Bargiel atakuje Mount Everest bez tlenu, a następnie zjedzie ze szczytu na nartach. "Trzymajcie kciuki"

Andrzej Bargiel rozpoczął podejście pod szczyt Mount Everest. Następnie zjedzie z wierzchołka na nartach, tak jak to zrobił z K2 i Broad Peak. I tym razem dokona tego bez dodatkowego tlenu. To pierwszy taki wyczyn w historii najwyższego szczytu świata.

Bargiel rozpoczyna atak szczytowy. W planach obóz 2 potem 4, a następnie szczyt

W czwartek o świcie, na Facebooku Andrzeja Bargiela pojawił się film, w którym skialpinista zapowiedział atak na szczyt.

- Czas na atak szczytowy! Dziś o godz. 4:00 czasu lokalnego ruszyliśmy z bazy do obozu 2. Trzymajcie kciuki! - napisał Bargiel pod wideo.

Wyprawa na Mount Everest, podczas której śmiałek chce nie tylko zdobyć najwyższy szczyt świata (8848 m n.p.m) bez użycia tlenu, ale też zjechać z niego na nartach, nie zaczęła się dziś.

Członkowie wyprawy "Everest Ski Challenge" wyruszyli 25 sierpnia 2022 roku, pod Everestem znaleźli się na początku września i od tego czasu trwała tam aklimatyzacja.

Jak pisaliśmy na TOK FM w sierpniu, przed startem wyprawy, razem z Bargielem w najwyższe góry wyruszyli:

  • alpinista Janusz Gołąb,
  • operator drona Bartek Bargiel, brat Andrzeja,
  • fotograf Bartłomiej Pawlikowski,
  • operator Carlos Llerandi.

"Trzymajcie kciuki i do zobaczenia w Polsce" - zakończył swój poranny film Bargiel, po czym, ruszył w kierunku drugiego obozu.

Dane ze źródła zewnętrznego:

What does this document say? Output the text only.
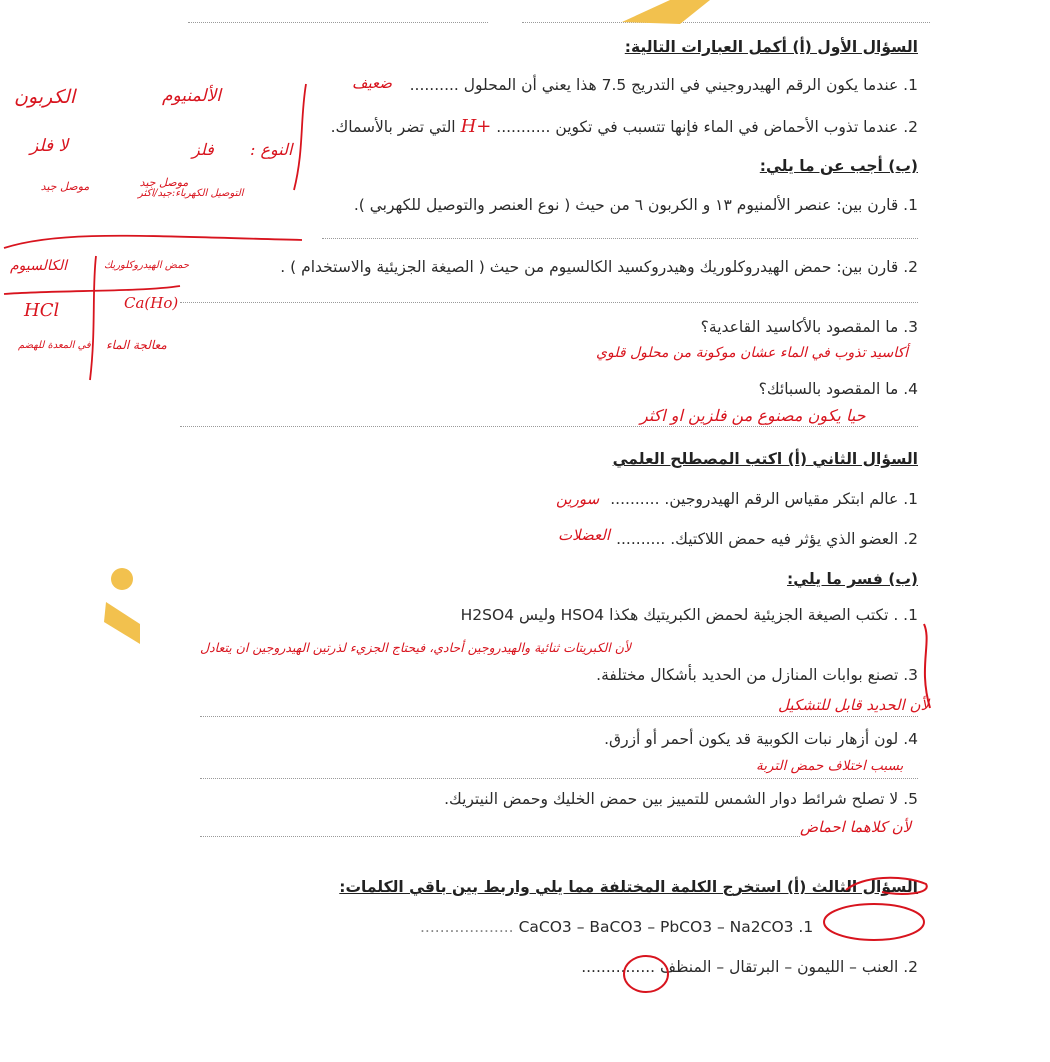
السؤال الأول (أ) أكمل العبارات التالية:
1. عندما يكون الرقم الهيدروجيني في التدريج 7.5 هذا يعني أن المحلول ..........
ضعيف
2. عندما تذوب الأحماض في الماء فإنها تتسبب في تكوين ........... H+ التي تضر بالأسماك.
(ب) أجب عن ما يلي:
1. قارن بين: عنصر الألمنيوم ١٣ و الكربون ٦ من حيث ( نوع العنصر والتوصيل للكهربي ).
2. قارن بين: حمض الهيدروكلوريك وهيدروكسيد الكالسيوم من حيث ( الصيغة الجزيئية والاستخدام ) .
3. ما المقصود بالأكاسيد القاعدية؟
أكاسيد تذوب في الماء عشان موكونة من محلول قلوي
4. ما المقصود بالسبائك؟
حيا يكون مصنوع من فلزين او اكثر
السؤال الثاني (أ) اكتب المصطلح العلمي
1. عالم ابتكر مقياس الرقم الهيدروجين. ..........
سورين
2. العضو الذي يؤثر فيه حمض اللاكتيك. ..........
العضلات
(ب) فسر ما يلي:
1. . تكتب الصيغة الجزيئية لحمض الكبريتيك هكذا HSO4 وليس H2SO4
لأن الكبريتات ثنائية والهيدروجين أحادي، فيحتاج الجزيء لذرتين الهيدروجين ان يتعادل
3. تصنع بوابات المنازل من الحديد بأشكال مختلفة.
لأن الحديد قابل للتشكيل
4. لون أزهار نبات الكوبية قد يكون أحمر أو أزرق.
بسبب اختلاف حمض التربة
5. لا تصلح شرائط دوار الشمس للتمييز بين حمض الخليك وحمض النيتريك.
لأن كلاهما احماض
السؤال الثالث (أ) استخرج الكلمة المختلفة مما يلي واربط بين باقي الكلمات:
................... CaCO3 – BaCO3 – PbCO3 – Na2CO3 .1
2. العنب – الليمون – البرتقال – المنظف ...............
الألمنيوم
الكربون
النوع :
فلز
لا فلز
التوصيل الكهرباء:جيد/اكثر
موصل جيد
موصل جيد
الكالسيوم	حمض الهيدروكلوريك
HCl	Ca(Ho)
معالجة الماء
في المعدة للهضم
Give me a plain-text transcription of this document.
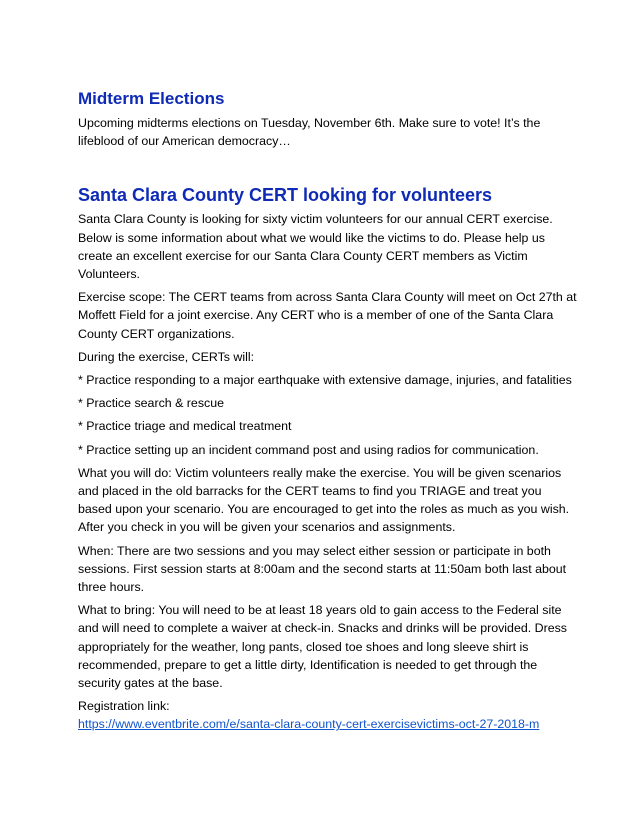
Midterm Elections

Upcoming midterms elections on Tuesday, November 6th. Make sure to vote! It’s the lifeblood of our American democracy…

Santa Clara County CERT looking for volunteers

Santa Clara County is looking for sixty victim volunteers for our annual CERT exercise. Below is some information about what we would like the victims to do. Please help us create an excellent exercise for our Santa Clara County CERT members as Victim Volunteers.

Exercise scope: The CERT teams from across Santa Clara County will meet on Oct 27th at Moffett Field for a joint exercise. Any CERT who is a member of one of the Santa Clara County CERT organizations.

During the exercise, CERTs will:

* Practice responding to a major earthquake with extensive damage, injuries, and fatalities

* Practice search & rescue

* Practice triage and medical treatment

* Practice setting up an incident command post and using radios for communication.

What you will do: Victim volunteers really make the exercise. You will be given scenarios and placed in the old barracks for the CERT teams to find you TRIAGE and treat you based upon your scenario. You are encouraged to get into the roles as much as you wish. After you check in you will be given your scenarios and assignments.

When: There are two sessions and you may select either session or participate in both sessions. First session starts at 8:00am and the second starts at 11:50am both last about three hours.

What to bring: You will need to be at least 18 years old to gain access to the Federal site and will need to complete a waiver at check-in. Snacks and drinks will be provided. Dress appropriately for the weather, long pants, closed toe shoes and long sleeve shirt is recommended, prepare to get a little dirty, Identification is needed to get through the security gates at the base.

Registration link:

https://www.eventbrite.com/e/santa-clara-county-cert-exercisevictims-oct-27-2018-m
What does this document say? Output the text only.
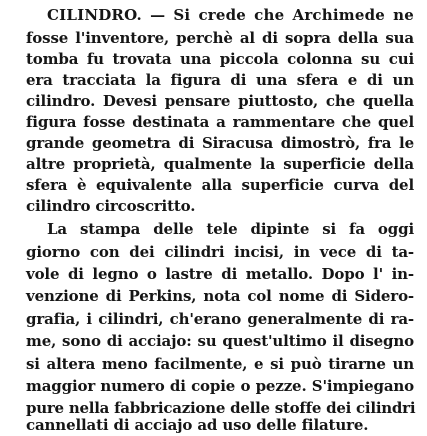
CILINDRO. — Si crede che Archimede ne
fosse l'inventore, perchè al di sopra della sua
tomba fu trovata una piccola colonna su cui
era tracciata la figura di una sfera e di un
cilindro. Devesi pensare piuttosto, che quella
figura fosse destinata a rammentare che quel
grande geometra di Siracusa dimostrò, fra le
altre proprietà, qualmente la superficie della
sfera è equivalente alla superficie curva del
cilindro circoscritto.
La stampa delle tele dipinte si fa oggi
giorno con dei cilindri incisi, in vece di ta-
vole di legno o lastre di metallo. Dopo l' in-
venzione di Perkins, nota col nome di Sidero-
grafia, i cilindri, ch'erano generalmente di ra-
me, sono di acciajo: su quest'ultimo il disegno
si altera meno facilmente, e si può tirarne un
maggior numero di copie o pezze. S'impiegano
pure nella fabbricazione delle stoffe dei cilindri
cannellati di acciajo ad uso delle filature.
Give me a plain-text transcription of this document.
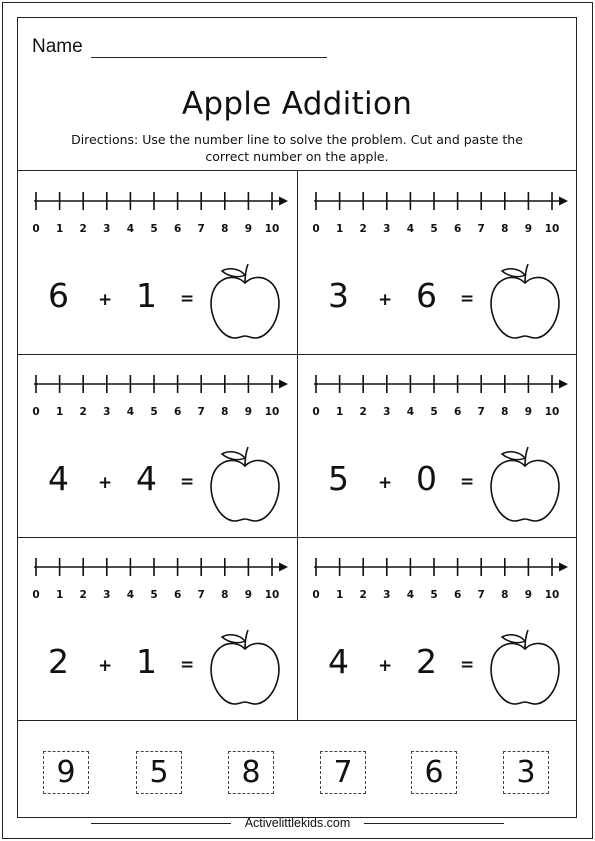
Name
Apple Addition
Directions: Use the number line to solve the problem. Cut and paste the
correct number on the apple.
0 1 2 3 4 5 6 7 8 9 10
6 + 1 =
0 1 2 3 4 5 6 7 8 9 10
3 + 6 =
0 1 2 3 4 5 6 7 8 9 10
4 + 4 =
0 1 2 3 4 5 6 7 8 9 10
5 + 0 =
0 1 2 3 4 5 6 7 8 9 10
2 + 1 =
0 1 2 3 4 5 6 7 8 9 10
4 + 2 =
9	5	8	7	6	3
Activelittlekids.com
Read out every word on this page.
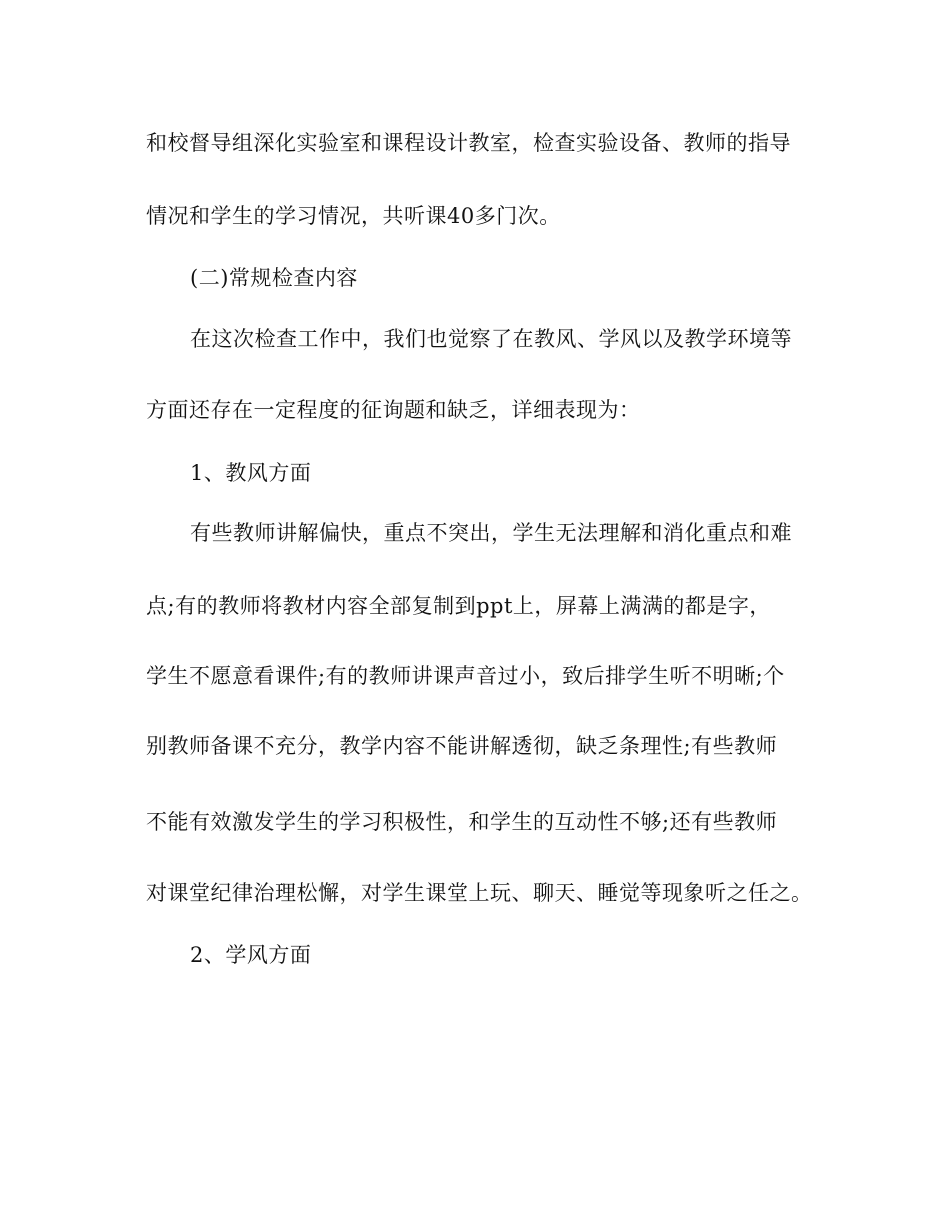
和校督导组深化实验室和课程设计教室，检查实验设备、教师的指导
情况和学生的学习情况，共听课40多门次。
(二)常规检查内容
在这次检查工作中，我们也觉察了在教风、学风以及教学环境等
方面还存在一定程度的征询题和缺乏，详细表现为：
1、教风方面
有些教师讲解偏快，重点不突出，学生无法理解和消化重点和难
点;有的教师将教材内容全部复制到ppt上，屏幕上满满的都是字，
学生不愿意看课件;有的教师讲课声音过小，致后排学生听不明晰;个
别教师备课不充分，教学内容不能讲解透彻，缺乏条理性;有些教师
不能有效激发学生的学习积极性，和学生的互动性不够;还有些教师
对课堂纪律治理松懈，对学生课堂上玩、聊天、睡觉等现象听之任之。
2、学风方面
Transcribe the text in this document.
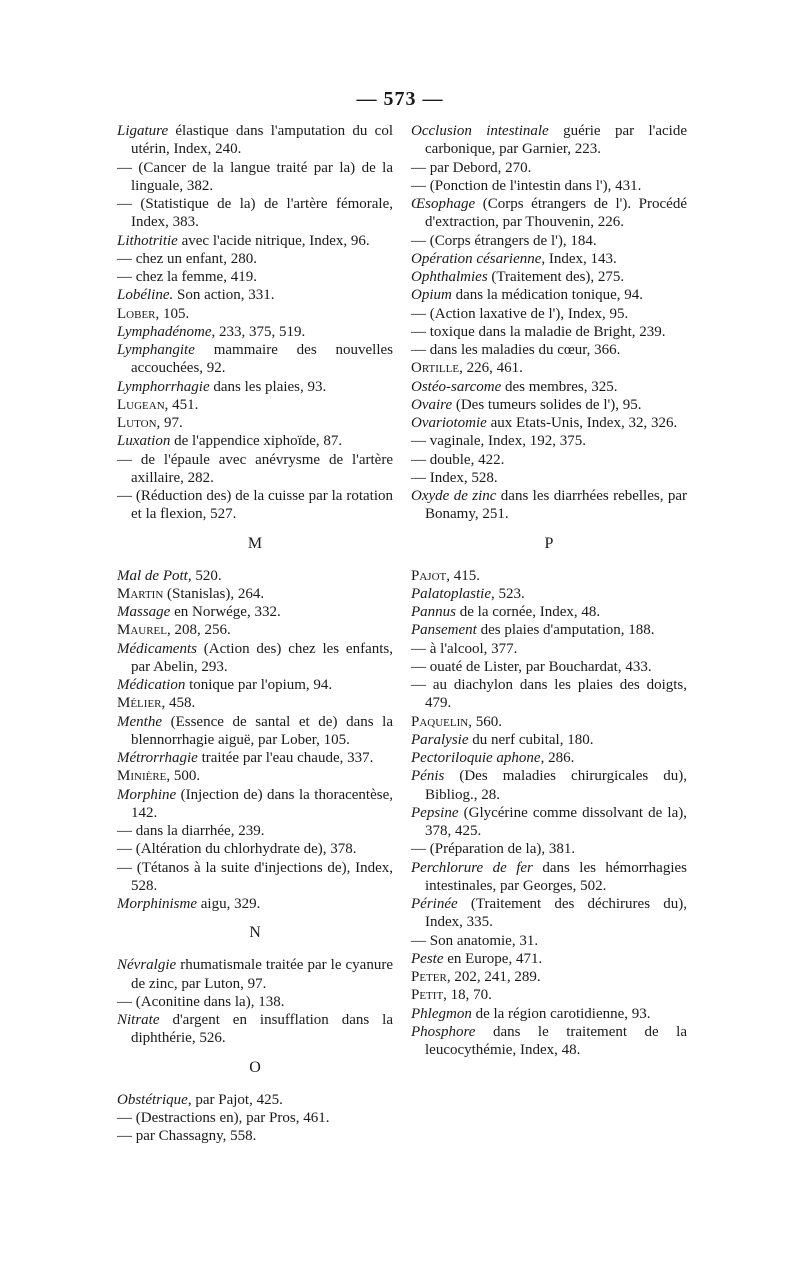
— 573 —
Ligature élastique dans l'amputation du col utérin, Index, 240.
— (Cancer de la langue traité par la) de la linguale, 382.
— (Statistique de la) de l'artère fémorale, Index, 383.
Lithotritie avec l'acide nitrique, Index, 96.
— chez un enfant, 280.
— chez la femme, 419.
Lobéline. Son action, 331.
Lober, 105.
Lymphadénome, 233, 375, 519.
Lymphangite mammaire des nouvelles accouchées, 92.
Lymphorrhagie dans les plaies, 93.
Lugean, 451.
Luton, 97.
Luxation de l'appendice xiphoïde, 87.
— de l'épaule avec anévrysme de l'artère axillaire, 282.
— (Réduction des) de la cuisse par la rotation et la flexion, 527.
M
Mal de Pott, 520.
Martin (Stanislas), 264.
Massage en Norwége, 332.
Maurel, 208, 256.
Médicaments (Action des) chez les enfants, par Abelin, 293.
Médication tonique par l'opium, 94.
Mélier, 458.
Menthe (Essence de santal et de) dans la blennorrhagie aiguë, par Lober, 105.
Métrorrhagie traitée par l'eau chaude, 337.
Minière, 500.
Morphine (Injection de) dans la thoracentèse, 142.
— dans la diarrhée, 239.
— (Altération du chlorhydrate de), 378.
— (Tétanos à la suite d'injections de), Index, 528.
Morphinisme aigu, 329.
N
Névralgie rhumatismale traitée par le cyanure de zinc, par Luton, 97.
— (Aconitine dans la), 138.
Nitrate d'argent en insufflation dans la diphthérie, 526.
O
Obstétrique, par Pajot, 425.
— (Destractions en), par Pros, 461.
— par Chassagny, 558.
Occlusion intestinale guérie par l'acide carbonique, par Garnier, 223.
— par Debord, 270.
— (Ponction de l'intestin dans l'), 431.
Œsophage (Corps étrangers de l'). Procédé d'extraction, par Thouvenin, 226.
— (Corps étrangers de l'), 184.
Opération césarienne, Index, 143.
Ophthalmies (Traitement des), 275.
Opium dans la médication tonique, 94.
— (Action laxative de l'), Index, 95.
— toxique dans la maladie de Bright, 239.
— dans les maladies du cœur, 366.
Ortille, 226, 461.
Ostéo-sarcome des membres, 325.
Ovaire (Des tumeurs solides de l'), 95.
Ovariotomie aux Etats-Unis, Index, 32, 326.
— vaginale, Index, 192, 375.
— double, 422.
— Index, 528.
Oxyde de zinc dans les diarrhées rebelles, par Bonamy, 251.
P
Pajot, 415.
Palatoplastie, 523.
Pannus de la cornée, Index, 48.
Pansement des plaies d'amputation, 188.
— à l'alcool, 377.
— ouaté de Lister, par Bouchardat, 433.
— au diachylon dans les plaies des doigts, 479.
Paquelin, 560.
Paralysie du nerf cubital, 180.
Pectoriloquie aphone, 286.
Pénis (Des maladies chirurgicales du), Bibliog., 28.
Pepsine (Glycérine comme dissolvant de la), 378, 425.
— (Préparation de la), 381.
Perchlorure de fer dans les hémorrhagies intestinales, par Georges, 502.
Périnée (Traitement des déchirures du), Index, 335.
— Son anatomie, 31.
Peste en Europe, 471.
Peter, 202, 241, 289.
Petit, 18, 70.
Phlegmon de la région carotidienne, 93.
Phosphore dans le traitement de la leucocythémie, Index, 48.
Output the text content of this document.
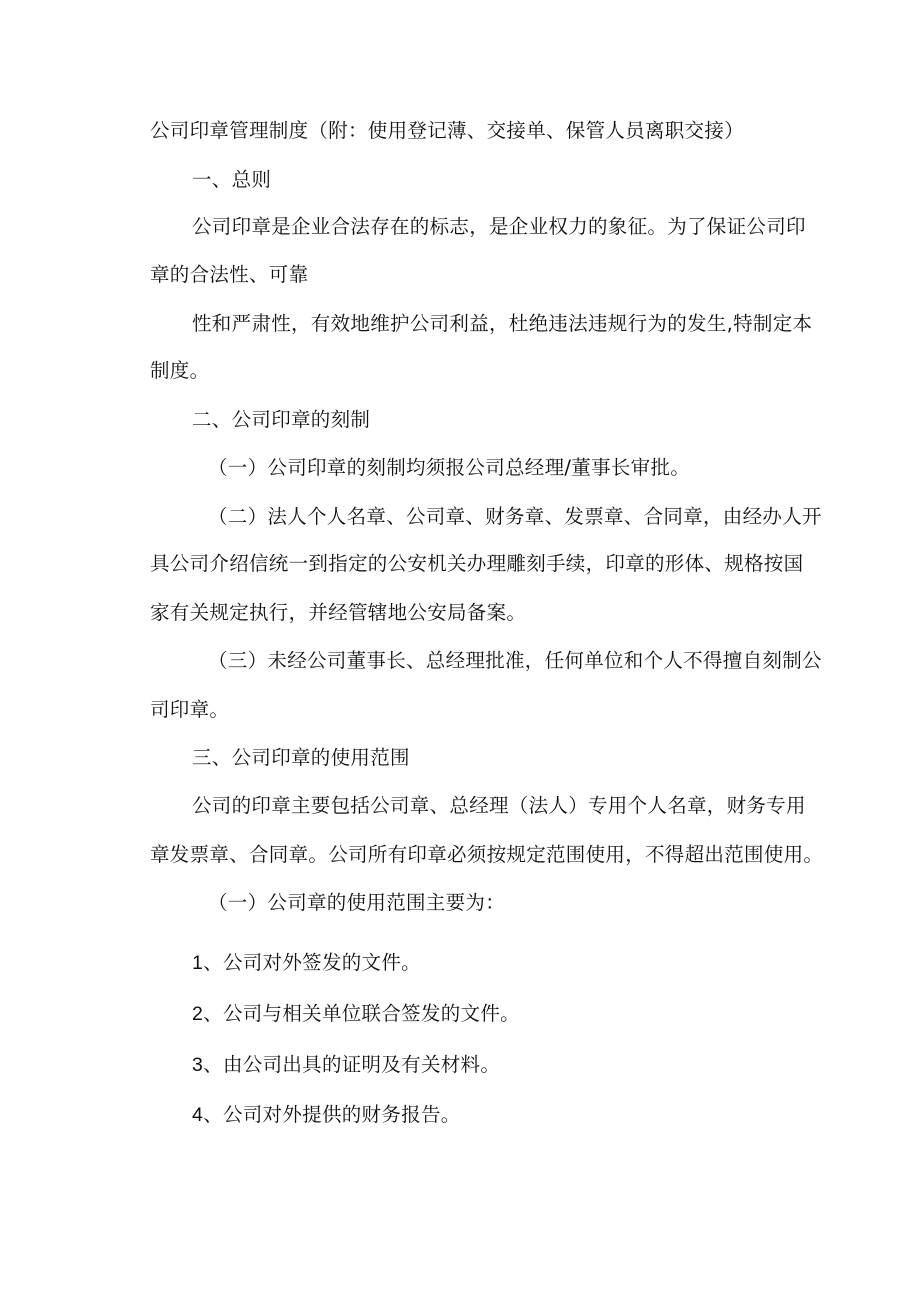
公司印章管理制度（附：使用登记薄、交接单、保管人员离职交接）
一、总则
公司印章是企业合法存在的标志，是企业权力的象征。为了保证公司印
章的合法性、可靠
性和严肃性，有效地维护公司利益，杜绝违法违规行为的发生,特制定本
制度。
二、公司印章的刻制
（一）公司印章的刻制均须报公司总经理/董事长审批。
（二）法人个人名章、公司章、财务章、发票章、合同章，由经办人开
具公司介绍信统一到指定的公安机关办理雕刻手续，印章的形体、规格按国
家有关规定执行，并经管辖地公安局备案。
（三）未经公司董事长、总经理批准，任何单位和个人不得擅自刻制公
司印章。
三、公司印章的使用范围
公司的印章主要包括公司章、总经理（法人）专用个人名章，财务专用
章发票章、合同章。公司所有印章必须按规定范围使用，不得超出范围使用。
（一）公司章的使用范围主要为：
1、公司对外签发的文件。
2、公司与相关单位联合签发的文件。
3、由公司出具的证明及有关材料。
4、公司对外提供的财务报告。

Planuje w piątek dotrzeć do obozu czwartego, a w sobotę zdobyć szczyt.

Andrzej Bargiel ma już za sobą podobny wyczyn. Ten film zapiera dech

Skialpinista ma w planach zdobycie szczytu bez użycia maski tlenowej. Na koniec zjedzie z Mount Everest na nartach, także bez tlenu.

Andrzej Bargiel zjeżdżał już w podobny sposób z dwóch innych ośmiotysięczników: K2 i Broad Peak.

Szczyt K2 zaatakował w lipcu 2018 roku, po czym zjechał z samego wierzchołka do bazy, bez zdejmowania nart. Dokonał tego jako pierwszy człowiek w historii.

Ważnym elementem takiego wyczynu jest dokumentacja zjazdu. To dlatego podczas obecnej wyprawy na Mount Everest, w ekipie alpinisty są operatorzy i filmowcy. Dzięki ich pracy na miejscu nie tylko można udokumentować sam wyczyn, ale też dostarczyć miłośnikom gór niezapomnianych wrażeń. Dzięki filmowi ze zjazdu Bargiela z K2, każdy może doświadczyć emocji, nie ruszając się z domu.

Fani już czekają na podobny film z Mount Everestu i trzymają kciuki, aby cel wyprawy został osiągnięty.

 

"Hic Sunt Leones" — tu są lwy, czyli ziemia nieznana

Andrzej Bargiel od 2013 uczestniczy w projekcie "Hic Sunt Leone". To seria wypraw wysokogórskich polegających na szybkim wejściu na szczyt, a następnie zjeździe z wierzchołka na nartach. Wszystko odbywa się bez dodatkowego tlenu. Bargiel jest organizatorem tego typu wypraw, a przy okazji sam zjeżdża z kolejnych szczytów jako pierwszy człowiek w historii.

Hic Sunt Leones (ang. tu są lwy) to określenie niebezpiecznych, niezbadanych terytoriów. Nazwa pochodzi ze średniowiecznych map, na których umieszczano ilustracje niebezpiecznych zwierząt: smoków, potworów morskich, lwów czy magicznych stworzeń. Ilustrowano nimi na mapach niezbadane obszary, o których sądzono, że mogą być niebezpieczne.